Dembi Dollo: Come dicevo prima, l’Italia sta provando a non abbandonare totalmente la piazza. Ma la presenza italiana è debole ed è il riflesso della politica estera di un paese che, sia detto con enorme rispetto e senza offesa, ha ancora difficoltà a tracciare una propria linea che gli consenta di individuare e di perseguire gli obiettivi con decisione. E comunque il ritorno degli italiani in queste terre è legato al processo di pacificazione che è ancora lontano da realizzare. Nessuno verrà da noi a ricostruire e ad investire, finchè questa situazione di insicurezza e di caos totale non lascerà spazio alla ricostruzione. Prenda ad esempio il lavoro fatto dalle ONG: gli ultimi sequestri a scopo estorsivo non aiutano certamente gli investitori a lavorare per e nella Somalia.

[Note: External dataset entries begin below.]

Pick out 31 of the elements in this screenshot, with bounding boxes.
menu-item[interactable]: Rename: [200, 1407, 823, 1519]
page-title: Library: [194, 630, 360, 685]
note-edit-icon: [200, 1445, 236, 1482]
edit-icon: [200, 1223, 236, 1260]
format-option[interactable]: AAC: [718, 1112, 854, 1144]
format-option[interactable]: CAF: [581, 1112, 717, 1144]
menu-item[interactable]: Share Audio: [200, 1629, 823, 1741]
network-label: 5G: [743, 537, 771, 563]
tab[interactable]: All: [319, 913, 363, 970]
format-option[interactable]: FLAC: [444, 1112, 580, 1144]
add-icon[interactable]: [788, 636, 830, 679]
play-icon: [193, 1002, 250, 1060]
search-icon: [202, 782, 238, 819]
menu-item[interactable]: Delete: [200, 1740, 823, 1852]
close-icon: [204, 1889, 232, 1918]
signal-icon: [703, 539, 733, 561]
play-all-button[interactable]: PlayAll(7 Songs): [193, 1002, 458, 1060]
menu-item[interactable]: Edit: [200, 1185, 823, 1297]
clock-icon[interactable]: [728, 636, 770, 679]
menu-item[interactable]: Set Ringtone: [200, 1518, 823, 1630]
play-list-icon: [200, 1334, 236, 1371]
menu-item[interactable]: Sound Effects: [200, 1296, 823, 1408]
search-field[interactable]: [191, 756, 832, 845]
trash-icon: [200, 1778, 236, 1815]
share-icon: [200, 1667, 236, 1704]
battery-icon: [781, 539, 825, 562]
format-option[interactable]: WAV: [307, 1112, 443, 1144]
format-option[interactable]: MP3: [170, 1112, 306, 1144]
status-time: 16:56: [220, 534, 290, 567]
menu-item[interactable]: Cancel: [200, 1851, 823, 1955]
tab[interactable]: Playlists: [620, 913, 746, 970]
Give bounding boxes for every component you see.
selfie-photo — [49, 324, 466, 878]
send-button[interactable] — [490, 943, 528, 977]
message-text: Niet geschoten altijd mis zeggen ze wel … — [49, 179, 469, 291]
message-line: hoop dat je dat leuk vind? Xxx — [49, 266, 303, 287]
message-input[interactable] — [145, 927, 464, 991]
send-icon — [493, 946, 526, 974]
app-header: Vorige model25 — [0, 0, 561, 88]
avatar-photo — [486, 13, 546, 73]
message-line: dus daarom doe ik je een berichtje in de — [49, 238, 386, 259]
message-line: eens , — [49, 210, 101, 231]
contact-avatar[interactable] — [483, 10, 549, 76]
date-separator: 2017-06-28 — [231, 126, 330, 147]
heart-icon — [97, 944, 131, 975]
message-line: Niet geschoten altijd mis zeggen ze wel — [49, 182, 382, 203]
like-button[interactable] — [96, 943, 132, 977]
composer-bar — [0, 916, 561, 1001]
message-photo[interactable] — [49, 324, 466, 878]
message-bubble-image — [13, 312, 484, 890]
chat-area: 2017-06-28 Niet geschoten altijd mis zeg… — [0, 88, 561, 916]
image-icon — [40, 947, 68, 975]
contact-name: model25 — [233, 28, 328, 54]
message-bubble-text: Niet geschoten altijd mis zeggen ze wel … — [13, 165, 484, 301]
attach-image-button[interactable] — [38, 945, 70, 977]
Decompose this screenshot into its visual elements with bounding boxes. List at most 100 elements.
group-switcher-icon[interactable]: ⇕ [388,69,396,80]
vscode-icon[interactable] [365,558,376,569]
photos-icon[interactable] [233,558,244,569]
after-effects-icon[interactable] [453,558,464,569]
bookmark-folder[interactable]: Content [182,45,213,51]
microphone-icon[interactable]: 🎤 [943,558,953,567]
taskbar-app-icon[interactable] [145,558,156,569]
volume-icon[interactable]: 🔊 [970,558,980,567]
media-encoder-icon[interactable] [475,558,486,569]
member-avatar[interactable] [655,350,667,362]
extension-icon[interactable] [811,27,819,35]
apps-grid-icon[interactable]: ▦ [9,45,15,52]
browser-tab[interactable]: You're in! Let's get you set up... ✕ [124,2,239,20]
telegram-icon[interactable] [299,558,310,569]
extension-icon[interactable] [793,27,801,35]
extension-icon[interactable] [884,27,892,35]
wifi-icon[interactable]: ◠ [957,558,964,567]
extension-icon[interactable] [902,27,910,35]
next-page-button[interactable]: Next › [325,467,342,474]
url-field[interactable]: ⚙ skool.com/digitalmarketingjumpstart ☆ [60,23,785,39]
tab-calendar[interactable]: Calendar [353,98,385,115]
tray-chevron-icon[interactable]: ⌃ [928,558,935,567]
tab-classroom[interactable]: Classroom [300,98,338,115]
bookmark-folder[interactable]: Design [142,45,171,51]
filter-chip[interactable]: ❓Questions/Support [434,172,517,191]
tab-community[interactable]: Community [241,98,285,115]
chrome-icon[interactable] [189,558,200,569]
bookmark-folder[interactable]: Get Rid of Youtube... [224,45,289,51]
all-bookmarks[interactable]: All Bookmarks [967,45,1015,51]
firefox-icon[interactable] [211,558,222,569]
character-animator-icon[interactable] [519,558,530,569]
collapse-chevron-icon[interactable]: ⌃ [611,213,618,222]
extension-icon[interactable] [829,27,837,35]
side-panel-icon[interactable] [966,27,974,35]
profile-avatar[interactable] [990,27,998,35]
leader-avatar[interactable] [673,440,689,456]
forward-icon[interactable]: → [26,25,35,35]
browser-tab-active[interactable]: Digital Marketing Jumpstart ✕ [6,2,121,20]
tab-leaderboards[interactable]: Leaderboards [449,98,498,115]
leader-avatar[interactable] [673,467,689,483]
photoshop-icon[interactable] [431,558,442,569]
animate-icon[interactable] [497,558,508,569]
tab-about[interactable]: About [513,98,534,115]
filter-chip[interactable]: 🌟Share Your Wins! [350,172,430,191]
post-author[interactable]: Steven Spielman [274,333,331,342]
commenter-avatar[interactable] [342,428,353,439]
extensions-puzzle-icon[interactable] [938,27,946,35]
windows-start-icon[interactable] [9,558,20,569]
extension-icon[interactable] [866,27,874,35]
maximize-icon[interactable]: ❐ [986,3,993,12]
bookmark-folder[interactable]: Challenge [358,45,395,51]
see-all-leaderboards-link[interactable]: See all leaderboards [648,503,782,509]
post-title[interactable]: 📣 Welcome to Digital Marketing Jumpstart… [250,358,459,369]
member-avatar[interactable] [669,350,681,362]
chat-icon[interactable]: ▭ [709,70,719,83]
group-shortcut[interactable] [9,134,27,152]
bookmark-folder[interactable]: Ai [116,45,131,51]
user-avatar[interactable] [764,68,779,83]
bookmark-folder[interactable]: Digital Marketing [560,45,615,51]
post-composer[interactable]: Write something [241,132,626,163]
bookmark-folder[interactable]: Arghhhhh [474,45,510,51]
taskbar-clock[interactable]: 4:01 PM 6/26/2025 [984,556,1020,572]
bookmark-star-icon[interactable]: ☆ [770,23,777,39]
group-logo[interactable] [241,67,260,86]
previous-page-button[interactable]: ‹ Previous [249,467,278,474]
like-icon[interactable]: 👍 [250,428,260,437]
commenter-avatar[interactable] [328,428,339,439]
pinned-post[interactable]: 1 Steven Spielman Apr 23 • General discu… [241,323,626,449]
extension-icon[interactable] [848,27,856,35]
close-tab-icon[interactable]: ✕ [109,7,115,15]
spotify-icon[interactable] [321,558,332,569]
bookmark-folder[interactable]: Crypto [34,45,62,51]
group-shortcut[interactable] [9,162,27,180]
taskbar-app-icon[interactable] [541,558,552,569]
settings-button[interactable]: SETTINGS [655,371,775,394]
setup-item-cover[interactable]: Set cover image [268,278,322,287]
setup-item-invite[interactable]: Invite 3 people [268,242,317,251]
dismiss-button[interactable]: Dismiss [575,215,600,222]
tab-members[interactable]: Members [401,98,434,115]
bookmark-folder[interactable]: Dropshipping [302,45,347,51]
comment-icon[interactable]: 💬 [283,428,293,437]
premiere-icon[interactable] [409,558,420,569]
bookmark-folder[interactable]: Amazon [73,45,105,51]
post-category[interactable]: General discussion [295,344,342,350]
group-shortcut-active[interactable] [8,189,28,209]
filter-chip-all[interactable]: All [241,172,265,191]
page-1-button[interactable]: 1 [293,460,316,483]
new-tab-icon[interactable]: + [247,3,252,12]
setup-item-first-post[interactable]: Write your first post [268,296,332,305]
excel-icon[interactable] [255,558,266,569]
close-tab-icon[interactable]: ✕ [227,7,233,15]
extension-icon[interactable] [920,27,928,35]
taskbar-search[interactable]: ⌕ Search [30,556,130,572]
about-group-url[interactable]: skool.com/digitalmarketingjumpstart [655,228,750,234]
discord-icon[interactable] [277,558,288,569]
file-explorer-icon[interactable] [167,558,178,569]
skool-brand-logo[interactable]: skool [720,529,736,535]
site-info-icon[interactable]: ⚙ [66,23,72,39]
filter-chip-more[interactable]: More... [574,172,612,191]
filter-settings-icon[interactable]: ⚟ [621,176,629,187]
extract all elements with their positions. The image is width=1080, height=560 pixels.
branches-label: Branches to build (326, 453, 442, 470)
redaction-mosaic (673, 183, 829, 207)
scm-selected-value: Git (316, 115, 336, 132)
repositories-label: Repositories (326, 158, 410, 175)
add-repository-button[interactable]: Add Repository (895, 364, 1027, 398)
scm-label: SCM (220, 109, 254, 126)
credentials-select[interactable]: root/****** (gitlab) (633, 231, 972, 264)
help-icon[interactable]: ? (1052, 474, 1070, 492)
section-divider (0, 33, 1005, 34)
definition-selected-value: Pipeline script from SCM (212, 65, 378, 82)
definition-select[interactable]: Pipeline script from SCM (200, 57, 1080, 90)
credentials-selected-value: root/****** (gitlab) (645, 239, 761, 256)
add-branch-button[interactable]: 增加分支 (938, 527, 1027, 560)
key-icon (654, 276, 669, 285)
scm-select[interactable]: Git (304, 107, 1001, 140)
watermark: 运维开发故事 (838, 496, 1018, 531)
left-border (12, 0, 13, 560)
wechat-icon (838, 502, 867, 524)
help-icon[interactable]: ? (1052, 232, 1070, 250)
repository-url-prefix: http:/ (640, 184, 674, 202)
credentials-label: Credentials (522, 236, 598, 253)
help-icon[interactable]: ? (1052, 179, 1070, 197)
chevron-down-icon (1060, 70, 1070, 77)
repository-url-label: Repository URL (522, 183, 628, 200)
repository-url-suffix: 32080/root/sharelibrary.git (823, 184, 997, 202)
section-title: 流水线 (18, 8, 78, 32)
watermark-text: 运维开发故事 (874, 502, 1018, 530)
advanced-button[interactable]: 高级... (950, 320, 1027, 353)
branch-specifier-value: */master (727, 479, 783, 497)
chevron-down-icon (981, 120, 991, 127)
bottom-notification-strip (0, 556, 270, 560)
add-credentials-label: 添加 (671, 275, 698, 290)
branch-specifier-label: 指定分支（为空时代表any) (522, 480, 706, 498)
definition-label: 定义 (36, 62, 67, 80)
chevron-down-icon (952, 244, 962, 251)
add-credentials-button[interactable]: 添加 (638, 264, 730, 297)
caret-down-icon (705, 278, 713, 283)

RI: Il più grande esperto di cose coloniali italiane, Angelo Del Boca, si è spesso interrogato della vicenda italiana nel Corno d’Africa o in Africa più in generale, fino a parlare di una “coscienza coloniale”. Secondo lei esiste ancora un’”Africa nella coscienza degli italiani”?
Dembi Dollo: Direi di no. Quella vicenda storica è definitivamente chiusa e dal 1990. Se gli italiani tornassero da noi potrebbero riconquistare un ruolo importante, ancor più accettato rispetto al passato perché oggi l’Italia è un paese con radici saldamente democratiche. Hanno lasciato tracce importanti da queste parti, e c’è anche chi pensa che potrebbero avere un ruolo fondamentale nella pacificazione e nella ricostruzione. Ma non vedo continuità fra le vecchie generazioni che hanno conosciuto questa terra e quelle che, ipoteticamente, potrebbero tornare.
RI: L’Africa dunque sarà il centro del nuovo sviluppo mondiale nei prossimi decenni?
Dembi Dollo: Probabilmente si. Dopo la stabilizzazione economica che dovrà subire l’Asia, si penserà a tornare in Africa perché la continua ricerca di nuovi mercati da conquistare farà inevitabilmente posare lo sguardo anche verso questo sfortunato continente. Ma non sono sicuro che la Somalia sarà in grado di approfittarne.